Nobody programmed that. The agent derived it from the constraint profile and the observed behavior of the other agents.

Meanwhile Gulf States announced they would withhold spare capacity until they got explicit security guarantees. Oil jumped $18 in one round. The market agent's take: "Saudi restraint is the clearest signal yet that Riyadh views this crisis as an opportunity to renegotiate the entire Gulf security architecture."

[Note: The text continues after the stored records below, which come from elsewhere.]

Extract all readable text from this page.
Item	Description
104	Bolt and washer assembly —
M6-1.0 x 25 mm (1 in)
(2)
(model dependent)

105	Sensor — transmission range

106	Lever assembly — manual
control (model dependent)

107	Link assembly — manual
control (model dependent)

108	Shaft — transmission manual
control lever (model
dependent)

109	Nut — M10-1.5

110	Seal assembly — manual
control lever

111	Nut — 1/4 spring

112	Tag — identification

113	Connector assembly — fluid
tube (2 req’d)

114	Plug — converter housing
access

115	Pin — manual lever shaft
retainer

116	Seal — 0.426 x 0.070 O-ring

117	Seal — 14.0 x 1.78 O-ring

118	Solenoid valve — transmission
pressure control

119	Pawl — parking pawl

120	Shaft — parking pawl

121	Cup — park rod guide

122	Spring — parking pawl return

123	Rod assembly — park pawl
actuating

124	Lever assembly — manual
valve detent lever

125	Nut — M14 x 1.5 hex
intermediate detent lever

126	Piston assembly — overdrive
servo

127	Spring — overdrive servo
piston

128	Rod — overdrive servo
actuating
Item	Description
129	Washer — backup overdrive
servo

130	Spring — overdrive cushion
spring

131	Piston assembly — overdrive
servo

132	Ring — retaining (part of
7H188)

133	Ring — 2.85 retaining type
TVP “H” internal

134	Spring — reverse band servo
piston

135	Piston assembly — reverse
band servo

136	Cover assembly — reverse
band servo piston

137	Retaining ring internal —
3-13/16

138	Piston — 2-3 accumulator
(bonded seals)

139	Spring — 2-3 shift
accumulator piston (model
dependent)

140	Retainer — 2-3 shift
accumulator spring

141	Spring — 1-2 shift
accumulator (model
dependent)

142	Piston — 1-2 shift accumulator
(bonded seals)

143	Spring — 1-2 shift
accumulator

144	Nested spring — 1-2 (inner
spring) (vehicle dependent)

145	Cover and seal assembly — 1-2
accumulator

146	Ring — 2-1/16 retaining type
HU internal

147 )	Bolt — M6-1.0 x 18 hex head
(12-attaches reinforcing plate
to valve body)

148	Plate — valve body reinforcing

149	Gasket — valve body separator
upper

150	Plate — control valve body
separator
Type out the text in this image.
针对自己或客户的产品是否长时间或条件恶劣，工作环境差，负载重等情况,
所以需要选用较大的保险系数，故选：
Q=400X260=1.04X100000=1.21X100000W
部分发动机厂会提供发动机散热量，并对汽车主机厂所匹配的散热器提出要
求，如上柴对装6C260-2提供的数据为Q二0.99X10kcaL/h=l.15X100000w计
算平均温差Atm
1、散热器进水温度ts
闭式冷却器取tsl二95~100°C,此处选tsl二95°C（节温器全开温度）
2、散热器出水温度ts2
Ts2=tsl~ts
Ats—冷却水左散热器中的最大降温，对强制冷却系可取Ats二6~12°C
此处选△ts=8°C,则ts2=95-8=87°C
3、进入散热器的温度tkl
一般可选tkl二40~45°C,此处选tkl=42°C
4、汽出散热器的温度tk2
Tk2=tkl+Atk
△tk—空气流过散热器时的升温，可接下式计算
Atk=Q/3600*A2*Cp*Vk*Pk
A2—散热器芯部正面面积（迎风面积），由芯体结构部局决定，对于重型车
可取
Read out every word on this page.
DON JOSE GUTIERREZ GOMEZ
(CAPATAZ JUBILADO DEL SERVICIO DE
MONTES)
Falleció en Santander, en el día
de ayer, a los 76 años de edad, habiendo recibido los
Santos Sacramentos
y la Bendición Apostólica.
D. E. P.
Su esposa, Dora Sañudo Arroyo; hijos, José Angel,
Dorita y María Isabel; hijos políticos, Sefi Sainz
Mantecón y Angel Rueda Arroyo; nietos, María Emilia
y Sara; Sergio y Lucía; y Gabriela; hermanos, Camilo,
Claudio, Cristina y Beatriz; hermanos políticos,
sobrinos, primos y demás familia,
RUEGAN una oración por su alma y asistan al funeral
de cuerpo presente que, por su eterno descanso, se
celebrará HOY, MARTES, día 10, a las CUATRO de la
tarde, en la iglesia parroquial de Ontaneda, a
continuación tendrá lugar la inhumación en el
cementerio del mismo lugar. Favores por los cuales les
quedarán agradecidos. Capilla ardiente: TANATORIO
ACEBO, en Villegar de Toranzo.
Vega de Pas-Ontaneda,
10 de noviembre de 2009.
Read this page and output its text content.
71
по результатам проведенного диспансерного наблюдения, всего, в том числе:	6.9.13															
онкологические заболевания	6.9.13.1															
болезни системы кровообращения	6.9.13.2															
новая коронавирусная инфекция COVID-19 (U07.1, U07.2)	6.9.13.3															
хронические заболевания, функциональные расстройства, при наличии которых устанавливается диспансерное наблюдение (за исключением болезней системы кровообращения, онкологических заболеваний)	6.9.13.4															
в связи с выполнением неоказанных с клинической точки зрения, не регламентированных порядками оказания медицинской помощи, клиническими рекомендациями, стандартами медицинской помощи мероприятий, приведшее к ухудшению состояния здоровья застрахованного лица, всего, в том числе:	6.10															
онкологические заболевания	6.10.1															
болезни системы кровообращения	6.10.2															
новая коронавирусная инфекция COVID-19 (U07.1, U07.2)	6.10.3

We've run dozens of simulations now. A few patterns:

  • Some scenarios are stable at low chaos but spiral into nuclear confrontation at 0.7. Others are surprisingly robust even when everyone's aggressive. The sensitivity itself is the insight.
  • Oil price creates a feedback loop nobody anticipated. Spike → US pressure to de-escalate → Iran reads the signal → tightens blockade → spike again.
  • Iran almost always develops a dual-track strategy (threaten + negotiate). We didn't program that — the soul says "time is your friend" and the agent figures out what that means in practice.

Under the hood

FastAPI + LiteLLM
Backend routes to Gemini, GPT-4o, Claude, or DeepSeek through one interface. Bring your own API key or use the free trial tier (DeepSeek V3).
Vue 3 + Tailwind
Terminal-styled frontend. Decisions stream in real-time via SSE — you watch each agent think, one by one.
Everything is markdown
Countries, scenario tags, background briefings — all plain text files. No database, no admin panel. Edit and restart.
Scenario-agnostic engine
Fork it and replace Hormuz with the Taiwan Strait, the South China Sea, or the Suez Canal. The engine doesn't care. The souls and tags make it specific.

Each round, every agent gets a layered prompt: strategic doctrine, profile parameters, chaos instruction, scenario background, active tag injections, and the last three rounds of history. The agent outputs strategic reasoning, constraints it considered, a public action, and a risk assessment. Then the market agent prices in the consequences.

P_new = P_old * (1 + alpha * delta_escalation + noise)

Oil price feeds back into the next round. The loop is the game.

Try it / Fork it

It's MIT licensed. The whole thing runs locally with Docker or a simple pip install + npm install.

  • Free trial: 20 rounds on DeepSeek V3, no API key needed
  • BYOK: plug in your Gemini / OpenAI / Anthropic / DeepSeek key for unlimited rounds
  • Add a country: write a markdown file
  • Add a crisis variant: write another markdown file
  • Change the entire scenario: edit one JSON file

This was a weekend project that turned out more interesting than we expected. If you do something fun with it — a different conflict, a historical scenario, a classroom exercise — we'd love to hear about it.